Há múltiplas formas possíveis de alcançar este resultado. A Rockstar tem que olhar para as raízes da série e também ir buscar a inspiração a outros géneros. O sistema de respeito de San Andreas pode ser transformado em algo mais substancial, fazendo com que as pessoas de Vice City nos temam com base nas nossas acções e reputação. De igual modo, seria bem-vindo um sistema para subornar polícias, políticos e outros agentes governamentais.
Para mim, a série GTA está assente em dois pilares fundamentais: o primeiro é a grande liberdade que sempre deu aos jogadores; o segundo é a sua representação sem filtros do mundo criminoso. Para se superar, GTA 6 tem turbinar estes dois motores que funcionam em sintonia. É necessária mais liberdade e novas formas de cometer actos criminosos.
Roubar carros já não basta
Quando conheci a saga Grand Theft Auto (por volta da altura em que o GTA 3 estava para ser lançado), o epítome da saga é que podias roubar qualquer carro no meio da rua, desatar aos tiros e assassinar brutalmente os peões, apitar no carro para chamar prostitutas para fazer sexo com elas (ainda que as animações não correspondessem). Era o sonho rebelde de qualquer adolescente daquela época.
Cerca de 20 anos mais tarde, creio que chegou o momento para uma melhor representação do mundo criminoso. Não é que as coisas acima descritas não aconteçam no mundo do crime... enquanto fã de longa data quero poder ir mais além. Não quero apenas chamar uma prostituta (ou prostituto, já agora), quero ter liberdade de abrir um bordel ou gerir um negócio nessa área. Não quero só comprar armas, quero tornar-me no traficante de armas.

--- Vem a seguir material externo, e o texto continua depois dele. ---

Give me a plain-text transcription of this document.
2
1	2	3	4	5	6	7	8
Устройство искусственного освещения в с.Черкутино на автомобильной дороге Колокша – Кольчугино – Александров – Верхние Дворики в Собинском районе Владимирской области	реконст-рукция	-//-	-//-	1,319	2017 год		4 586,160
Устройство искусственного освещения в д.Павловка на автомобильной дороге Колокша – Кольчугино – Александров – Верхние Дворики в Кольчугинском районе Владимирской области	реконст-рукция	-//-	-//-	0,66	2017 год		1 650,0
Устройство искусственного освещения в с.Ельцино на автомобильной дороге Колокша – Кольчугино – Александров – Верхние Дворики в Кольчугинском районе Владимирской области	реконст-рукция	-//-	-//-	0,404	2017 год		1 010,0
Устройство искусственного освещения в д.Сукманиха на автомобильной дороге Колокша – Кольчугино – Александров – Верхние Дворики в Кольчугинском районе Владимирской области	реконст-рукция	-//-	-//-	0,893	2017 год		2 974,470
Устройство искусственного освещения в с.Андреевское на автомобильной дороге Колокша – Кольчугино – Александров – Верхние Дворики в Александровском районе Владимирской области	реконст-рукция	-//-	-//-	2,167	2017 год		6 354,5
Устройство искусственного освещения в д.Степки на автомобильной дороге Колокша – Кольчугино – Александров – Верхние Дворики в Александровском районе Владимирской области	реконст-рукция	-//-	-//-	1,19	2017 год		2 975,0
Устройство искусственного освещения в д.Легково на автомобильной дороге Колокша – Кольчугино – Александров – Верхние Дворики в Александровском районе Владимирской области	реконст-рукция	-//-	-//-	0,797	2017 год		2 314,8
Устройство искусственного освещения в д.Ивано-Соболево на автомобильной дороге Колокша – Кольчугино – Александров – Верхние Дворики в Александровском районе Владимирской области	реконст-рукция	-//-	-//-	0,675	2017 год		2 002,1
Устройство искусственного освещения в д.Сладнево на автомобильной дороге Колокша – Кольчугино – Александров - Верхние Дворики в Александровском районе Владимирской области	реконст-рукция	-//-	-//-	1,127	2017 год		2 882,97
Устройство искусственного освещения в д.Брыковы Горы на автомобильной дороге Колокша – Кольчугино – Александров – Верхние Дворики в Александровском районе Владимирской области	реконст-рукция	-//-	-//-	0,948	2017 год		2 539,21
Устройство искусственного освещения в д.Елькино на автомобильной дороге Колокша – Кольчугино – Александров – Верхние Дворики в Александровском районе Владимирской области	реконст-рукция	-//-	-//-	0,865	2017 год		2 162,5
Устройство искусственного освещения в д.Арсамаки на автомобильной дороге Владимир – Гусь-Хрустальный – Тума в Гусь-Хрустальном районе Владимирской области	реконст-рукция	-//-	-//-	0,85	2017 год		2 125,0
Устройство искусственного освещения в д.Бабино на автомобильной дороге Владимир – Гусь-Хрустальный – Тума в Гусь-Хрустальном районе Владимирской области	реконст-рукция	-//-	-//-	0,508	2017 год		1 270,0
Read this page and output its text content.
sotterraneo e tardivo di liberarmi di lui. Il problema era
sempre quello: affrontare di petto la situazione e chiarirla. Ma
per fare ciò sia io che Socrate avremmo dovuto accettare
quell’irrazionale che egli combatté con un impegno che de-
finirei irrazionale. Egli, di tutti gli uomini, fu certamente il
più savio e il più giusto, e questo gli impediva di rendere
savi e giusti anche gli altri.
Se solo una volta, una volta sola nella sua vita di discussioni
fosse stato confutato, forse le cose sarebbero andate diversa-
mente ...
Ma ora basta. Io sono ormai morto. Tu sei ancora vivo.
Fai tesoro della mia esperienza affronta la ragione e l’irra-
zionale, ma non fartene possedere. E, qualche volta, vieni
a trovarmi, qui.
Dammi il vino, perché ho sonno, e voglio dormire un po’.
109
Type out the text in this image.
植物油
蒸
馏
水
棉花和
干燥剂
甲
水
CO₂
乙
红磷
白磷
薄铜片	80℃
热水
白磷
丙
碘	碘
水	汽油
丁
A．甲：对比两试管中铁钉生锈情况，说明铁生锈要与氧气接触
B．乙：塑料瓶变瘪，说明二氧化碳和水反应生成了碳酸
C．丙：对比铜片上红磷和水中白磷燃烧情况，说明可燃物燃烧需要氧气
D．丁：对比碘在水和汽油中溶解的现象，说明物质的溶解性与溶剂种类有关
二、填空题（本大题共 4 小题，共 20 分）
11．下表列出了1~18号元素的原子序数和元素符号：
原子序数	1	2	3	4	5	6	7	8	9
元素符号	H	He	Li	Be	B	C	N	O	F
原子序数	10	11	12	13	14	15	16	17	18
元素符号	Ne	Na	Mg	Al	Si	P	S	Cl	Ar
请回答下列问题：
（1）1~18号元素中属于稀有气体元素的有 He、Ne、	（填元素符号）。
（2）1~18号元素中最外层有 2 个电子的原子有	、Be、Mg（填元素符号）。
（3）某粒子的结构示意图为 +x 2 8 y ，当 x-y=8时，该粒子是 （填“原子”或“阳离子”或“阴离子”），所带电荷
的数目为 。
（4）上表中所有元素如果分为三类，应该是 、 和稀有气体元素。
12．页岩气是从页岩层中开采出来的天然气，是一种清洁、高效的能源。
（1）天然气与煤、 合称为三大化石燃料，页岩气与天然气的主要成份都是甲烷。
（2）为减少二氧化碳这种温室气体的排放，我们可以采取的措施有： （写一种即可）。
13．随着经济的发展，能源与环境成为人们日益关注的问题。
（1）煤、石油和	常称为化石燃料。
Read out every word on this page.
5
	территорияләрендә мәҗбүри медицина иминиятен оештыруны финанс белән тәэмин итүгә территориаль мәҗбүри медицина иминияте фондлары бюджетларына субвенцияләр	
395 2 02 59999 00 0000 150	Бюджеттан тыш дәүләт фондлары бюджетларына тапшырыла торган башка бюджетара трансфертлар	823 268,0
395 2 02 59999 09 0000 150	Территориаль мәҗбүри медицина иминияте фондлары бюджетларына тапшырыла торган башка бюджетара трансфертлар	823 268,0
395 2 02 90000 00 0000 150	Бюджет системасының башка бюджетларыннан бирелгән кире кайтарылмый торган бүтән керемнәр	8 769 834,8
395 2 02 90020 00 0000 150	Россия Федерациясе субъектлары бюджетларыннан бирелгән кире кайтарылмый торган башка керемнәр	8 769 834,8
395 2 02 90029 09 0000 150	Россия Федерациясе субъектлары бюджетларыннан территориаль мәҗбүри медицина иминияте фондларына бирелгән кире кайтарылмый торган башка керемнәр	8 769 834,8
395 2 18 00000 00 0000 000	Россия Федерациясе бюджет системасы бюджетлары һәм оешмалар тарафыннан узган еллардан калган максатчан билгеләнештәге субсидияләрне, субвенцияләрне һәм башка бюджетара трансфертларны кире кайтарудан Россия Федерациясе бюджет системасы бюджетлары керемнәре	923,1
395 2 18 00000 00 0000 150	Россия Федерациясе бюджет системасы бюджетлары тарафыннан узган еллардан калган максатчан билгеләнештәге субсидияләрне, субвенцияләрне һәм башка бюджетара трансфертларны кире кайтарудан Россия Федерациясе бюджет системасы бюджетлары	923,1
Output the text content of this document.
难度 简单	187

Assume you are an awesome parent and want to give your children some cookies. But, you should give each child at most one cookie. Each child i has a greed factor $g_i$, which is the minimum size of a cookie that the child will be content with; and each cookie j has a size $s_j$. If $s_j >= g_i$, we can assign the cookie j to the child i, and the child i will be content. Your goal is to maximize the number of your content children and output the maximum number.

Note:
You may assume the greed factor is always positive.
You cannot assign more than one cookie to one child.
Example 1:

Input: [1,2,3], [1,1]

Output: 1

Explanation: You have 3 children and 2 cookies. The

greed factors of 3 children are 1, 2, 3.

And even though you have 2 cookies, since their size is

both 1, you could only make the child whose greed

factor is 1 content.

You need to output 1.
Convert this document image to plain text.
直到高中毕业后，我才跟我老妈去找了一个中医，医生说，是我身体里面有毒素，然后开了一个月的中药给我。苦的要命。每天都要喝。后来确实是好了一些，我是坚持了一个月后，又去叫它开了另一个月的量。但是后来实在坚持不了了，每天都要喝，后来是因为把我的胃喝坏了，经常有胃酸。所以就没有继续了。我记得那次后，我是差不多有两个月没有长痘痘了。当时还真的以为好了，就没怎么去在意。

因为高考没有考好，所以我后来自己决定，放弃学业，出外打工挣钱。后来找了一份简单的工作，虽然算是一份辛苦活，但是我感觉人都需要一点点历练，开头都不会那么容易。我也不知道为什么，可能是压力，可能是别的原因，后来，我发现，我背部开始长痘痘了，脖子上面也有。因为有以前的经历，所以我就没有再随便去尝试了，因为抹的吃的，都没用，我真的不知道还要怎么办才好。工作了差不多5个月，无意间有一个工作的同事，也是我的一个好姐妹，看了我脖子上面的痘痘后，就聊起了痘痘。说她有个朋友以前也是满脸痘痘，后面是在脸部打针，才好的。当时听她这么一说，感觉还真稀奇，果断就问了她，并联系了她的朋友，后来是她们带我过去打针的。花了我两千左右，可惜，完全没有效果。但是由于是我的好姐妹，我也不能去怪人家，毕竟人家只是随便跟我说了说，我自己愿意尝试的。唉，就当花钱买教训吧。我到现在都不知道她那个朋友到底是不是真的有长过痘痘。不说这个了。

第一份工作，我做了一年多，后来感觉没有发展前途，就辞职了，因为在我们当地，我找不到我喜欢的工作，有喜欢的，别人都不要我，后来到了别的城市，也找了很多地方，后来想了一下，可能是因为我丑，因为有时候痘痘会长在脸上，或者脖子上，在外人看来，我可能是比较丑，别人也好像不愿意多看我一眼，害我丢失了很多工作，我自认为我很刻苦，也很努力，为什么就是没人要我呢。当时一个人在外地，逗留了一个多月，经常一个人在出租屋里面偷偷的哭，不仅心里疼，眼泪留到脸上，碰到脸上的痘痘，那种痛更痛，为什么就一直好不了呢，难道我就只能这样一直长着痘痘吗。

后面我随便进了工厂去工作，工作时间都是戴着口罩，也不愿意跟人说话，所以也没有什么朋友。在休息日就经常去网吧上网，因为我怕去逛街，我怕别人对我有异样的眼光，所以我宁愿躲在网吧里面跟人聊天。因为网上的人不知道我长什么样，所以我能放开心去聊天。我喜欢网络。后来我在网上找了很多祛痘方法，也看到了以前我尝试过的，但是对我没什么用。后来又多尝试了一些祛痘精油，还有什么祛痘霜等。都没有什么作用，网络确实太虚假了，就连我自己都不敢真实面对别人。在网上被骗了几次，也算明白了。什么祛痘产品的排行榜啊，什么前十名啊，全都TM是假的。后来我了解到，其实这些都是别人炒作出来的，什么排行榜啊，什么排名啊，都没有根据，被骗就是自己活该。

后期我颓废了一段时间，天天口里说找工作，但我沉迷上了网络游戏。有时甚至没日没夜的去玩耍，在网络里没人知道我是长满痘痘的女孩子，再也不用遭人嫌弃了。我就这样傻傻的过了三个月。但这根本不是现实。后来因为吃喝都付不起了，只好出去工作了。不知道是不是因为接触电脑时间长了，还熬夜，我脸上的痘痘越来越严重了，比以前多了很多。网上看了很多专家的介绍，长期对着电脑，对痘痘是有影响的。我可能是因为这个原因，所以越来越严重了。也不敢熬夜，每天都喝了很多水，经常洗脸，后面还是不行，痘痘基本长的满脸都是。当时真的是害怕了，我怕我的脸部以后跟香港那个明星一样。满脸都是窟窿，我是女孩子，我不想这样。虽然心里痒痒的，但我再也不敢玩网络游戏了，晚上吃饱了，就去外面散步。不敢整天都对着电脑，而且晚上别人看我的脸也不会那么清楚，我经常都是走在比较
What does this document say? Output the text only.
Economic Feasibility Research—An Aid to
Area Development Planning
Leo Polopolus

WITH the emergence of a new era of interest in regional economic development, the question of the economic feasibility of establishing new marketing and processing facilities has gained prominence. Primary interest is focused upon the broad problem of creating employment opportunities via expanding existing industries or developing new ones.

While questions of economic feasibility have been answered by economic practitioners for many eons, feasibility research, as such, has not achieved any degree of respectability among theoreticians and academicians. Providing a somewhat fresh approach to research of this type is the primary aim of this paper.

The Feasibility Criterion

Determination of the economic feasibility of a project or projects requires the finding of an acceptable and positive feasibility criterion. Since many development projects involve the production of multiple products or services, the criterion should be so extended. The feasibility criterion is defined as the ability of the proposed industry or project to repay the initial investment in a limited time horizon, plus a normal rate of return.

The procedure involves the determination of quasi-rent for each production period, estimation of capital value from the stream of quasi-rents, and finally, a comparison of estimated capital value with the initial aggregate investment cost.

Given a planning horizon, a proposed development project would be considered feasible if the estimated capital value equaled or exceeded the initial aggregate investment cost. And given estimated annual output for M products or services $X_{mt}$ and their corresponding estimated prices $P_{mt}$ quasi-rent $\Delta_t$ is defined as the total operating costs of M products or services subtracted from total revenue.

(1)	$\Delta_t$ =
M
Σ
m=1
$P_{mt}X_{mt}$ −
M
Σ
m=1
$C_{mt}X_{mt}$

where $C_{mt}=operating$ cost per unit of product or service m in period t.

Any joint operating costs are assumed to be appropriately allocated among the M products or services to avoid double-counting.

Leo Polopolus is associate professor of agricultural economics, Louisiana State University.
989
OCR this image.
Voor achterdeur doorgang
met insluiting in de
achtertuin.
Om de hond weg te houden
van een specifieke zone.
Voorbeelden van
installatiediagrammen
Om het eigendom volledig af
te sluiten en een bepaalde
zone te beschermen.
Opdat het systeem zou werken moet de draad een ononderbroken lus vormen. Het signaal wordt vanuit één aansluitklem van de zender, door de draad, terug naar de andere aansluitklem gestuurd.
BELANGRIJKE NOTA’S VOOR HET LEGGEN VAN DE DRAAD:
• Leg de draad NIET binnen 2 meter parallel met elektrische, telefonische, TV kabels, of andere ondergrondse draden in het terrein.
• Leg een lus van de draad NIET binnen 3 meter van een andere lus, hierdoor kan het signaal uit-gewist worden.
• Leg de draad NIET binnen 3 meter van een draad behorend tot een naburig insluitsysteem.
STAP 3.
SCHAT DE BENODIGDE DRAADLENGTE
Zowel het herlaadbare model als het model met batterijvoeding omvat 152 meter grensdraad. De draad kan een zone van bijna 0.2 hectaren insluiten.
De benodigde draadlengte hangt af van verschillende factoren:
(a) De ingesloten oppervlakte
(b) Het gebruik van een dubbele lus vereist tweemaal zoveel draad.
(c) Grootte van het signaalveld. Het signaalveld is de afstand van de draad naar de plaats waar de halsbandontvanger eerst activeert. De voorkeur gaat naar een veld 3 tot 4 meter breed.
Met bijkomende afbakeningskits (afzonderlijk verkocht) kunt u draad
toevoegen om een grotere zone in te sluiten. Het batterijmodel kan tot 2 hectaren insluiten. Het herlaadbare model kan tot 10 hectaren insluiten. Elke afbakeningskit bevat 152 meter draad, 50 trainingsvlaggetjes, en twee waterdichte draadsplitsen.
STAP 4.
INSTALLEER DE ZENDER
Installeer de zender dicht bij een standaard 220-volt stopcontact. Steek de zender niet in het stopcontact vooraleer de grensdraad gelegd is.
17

Algumas destas possibilidades já existem actualmente em GTA Online (o DLC Gunrunning introduziu o tráfico de armas, entre outras coisas), e apesar do excelente suporte que a Rockstar deu (e continua a dar) ao jogo, sinto que a implementação tem sido plana. Há potencial para criar várias camadas de profundidade e acho que é isso que os jogadores querem. Basta olhar para a ascensão dos servidores de RolePlay, com as suas próprias regras e mecânicas.
Independentemente do resto, terá que haver uma narrativa forte
GTA V tentou distinguir-se dos restantes jogos ao introduzir três protagonistas jogáveis, com uma mecânica que permitia aos jogadores trocar a qualquer momento para uma delas. Na prática, foi uma ideia que não resultou muito bem. Nenhuma das personagens conseguiu destacar-se e a dinâmica entre elas era estranha.
Mas o pior problema foi a falta de direcção da narrativa. Qualquer outro GTA (pelo menos, desde GTA 3) tem uma história e personagens mais apelativas. À primeira vista, a dinâmica estilo Bonnie e Clyde de GTA 6 parece ser mais interessante. É uma personagem a menos do que GTA V, sobrando espaço para que cada uma se consiga destacar melhor.
Resta agora saber se a Rockstar Games consegue entregar tudo isto num jogo. Em termos de recursos, se há estúdio que tem capacidade financeira para arriscar e fazer coisas megalomanas é este mesmo. Quase 10 anos depois do lançamento, GTA V continua a gerar mais dinheiro do que a maioria dos novos lançamentos. Não há desculpas para não entregar o jogo em mundo aberto mais ambicioso e revolucionário de sempre.